僕の中であの奈落でのやり取りは、馬琴が勧善懲悪的なものを作っている一方で、南北はおぞましさやいやらしさなども含めて「虚」なんだよ、ということのバトルだなと思って見ていました。自分にとっては、演技をして生み出している世界は「虚」の世界。これまでいろいろな虚の世界をやってきてはいますが、人の良きこと、正義を信じるエンターテインメントと、「四谷怪談」のように人間が普段心の中にふたをしてしまっている醜悪な部分まで全部見せてしまうというのも、ひとつのエンターテイメントだよねという思いがあるんです。
それを簡単に言ってしまうと「ロマン派と自然派」みたいな分け方かもしれないけど、僕はこれも両方好きなんですよ。同じエンターテイメントでも全然毛色の違うものを作る人間が売れっ子として目の前に出現したら、馬琴にとってはひどくショックだったと思うし、きっと南北にとってもショックだったろうと思うんです。「虚実皮膜」という言葉もありますが、僕は作り物だけど、限りなく本物に近いとか。本物だけど「これって現実なの?」みたいなギリギリ感は好きですねぇ。
綿々と受け継がれる繊細な日本の芸と文化
――23年に公開された主演映画「春画先生」に続き、今回は浮世絵師と江戸時代の絵画に関する役が続きますが、興味を持ったことや面白いなと感じたことはありますか?
今の日本の漫画でも、筆で描いている漫画家さんたちってまだいらっしゃるじゃないですか。例えば「きのう何食べた?」もそうだけど、多分ほとんど一筆書きのような繊細な線で、心の微細な動きまで描かれているのに驚きますが、この文化はそもそも北斎さんからだよねと考えると、日本の漫画家さんの血はここから来ているんだと改めて思いました。

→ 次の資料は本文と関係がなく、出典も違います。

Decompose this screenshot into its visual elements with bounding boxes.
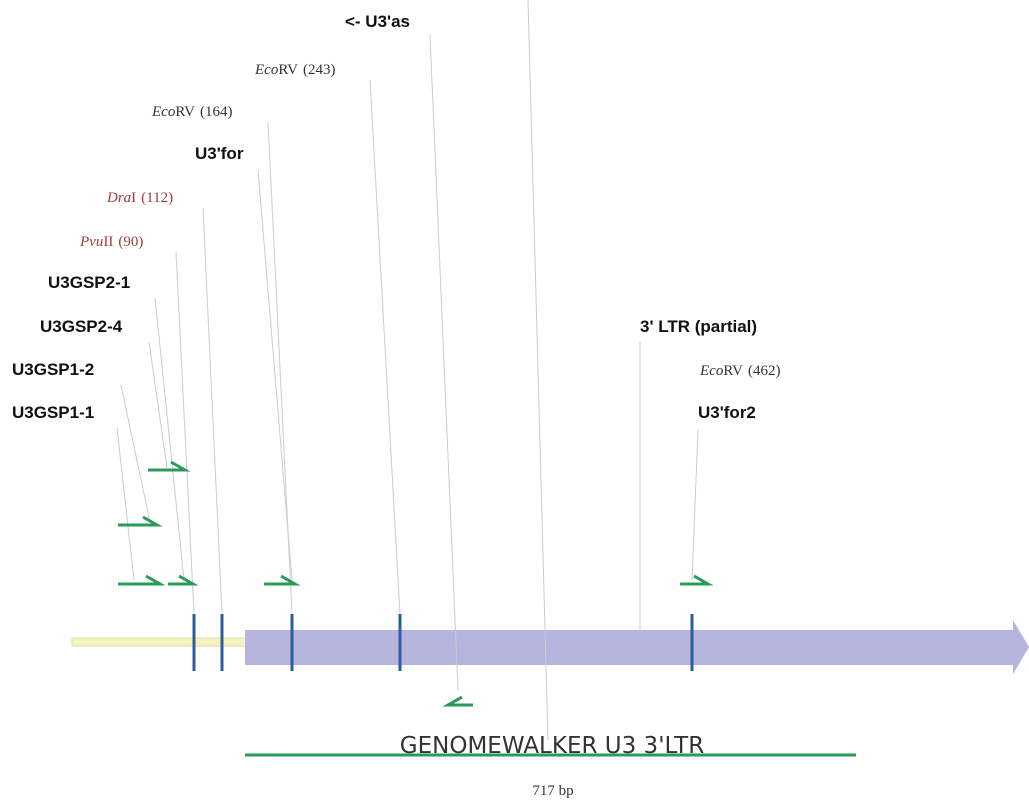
site-position: (462) [748,363,781,379]
site-label: EcoRV (164) [151,104,232,120]
enzyme-rest: II [103,234,113,250]
site-label: EcoRV (462) [699,363,780,379]
enzyme-rest: I [131,190,136,206]
leader-line [527,0,549,741]
leader-line [369,79,401,615]
primer-label: U3'for2 [698,403,756,422]
leader-line [116,427,135,581]
enzyme-rest: RV [175,104,195,120]
primer-label: U3GSP1-1 [12,403,94,422]
site-label: DraI (112) [106,190,173,206]
enzyme-italic: Eco [699,363,724,379]
primer-arrow [442,695,473,707]
leader-line [120,384,151,523]
primer-label: U3GSP1-2 [12,360,94,379]
leader-line [429,34,459,691]
leader-line [691,429,699,581]
enzyme-rest: RV [278,62,298,78]
leader-line [148,341,168,469]
site-label: EcoRV (243) [254,62,335,78]
ltr-arrow [245,620,1029,674]
size-label: 717 bp [532,783,573,799]
primer-arrow [168,574,199,586]
site-position: (164) [200,104,233,120]
enzyme-italic: Eco [151,104,176,120]
primer-label: <- U3'as [345,12,410,31]
primer-label: U3GSP2-4 [40,317,123,336]
flank-bar [71,637,247,647]
site-position: (243) [303,62,336,78]
enzyme-italic: Eco [254,62,279,78]
primer-arrow [148,460,191,472]
enzyme-italic: Pvu [79,234,103,250]
site-position: (112) [141,190,173,206]
primer-arrow [264,574,301,586]
leader-line [257,169,293,581]
enzyme-italic: Dra [106,190,131,206]
leader-line [175,251,195,615]
enzyme-rest: RV [723,363,743,379]
primer-label: U3'for [195,144,244,163]
product-label: GENOMEWALKER U3 3'LTR [400,733,704,759]
ltr-label: 3' LTR (partial) [640,317,757,336]
leader-line [267,121,293,615]
site-label: PvuII (90) [79,234,143,250]
primer-arrow [118,574,166,586]
primer-label: U3GSP2-1 [48,273,130,292]
leader-line [202,207,223,615]
leader-line [154,297,185,581]
primer-arrow [118,515,163,527]
primer-arrow [680,574,714,586]
site-position: (90) [118,234,143,250]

同じ絵でも、海外の水彩油画文化とは全く異なる文化じゃないですか。シンプルだけど繊細な日本文化は、今や日本人より海外の人の方が日本文化のことを認識して、評価していますよね。ネットでイメージをシェアするような世の中になってきましたが、それでも綿々と受け継がれている日本文化があるということは、昔の偉人のことを勉強すると余計に思います。僕たちの遺伝子の中には、僕たちが意識していないことがたくさん組み込まれているんだということに驚きました。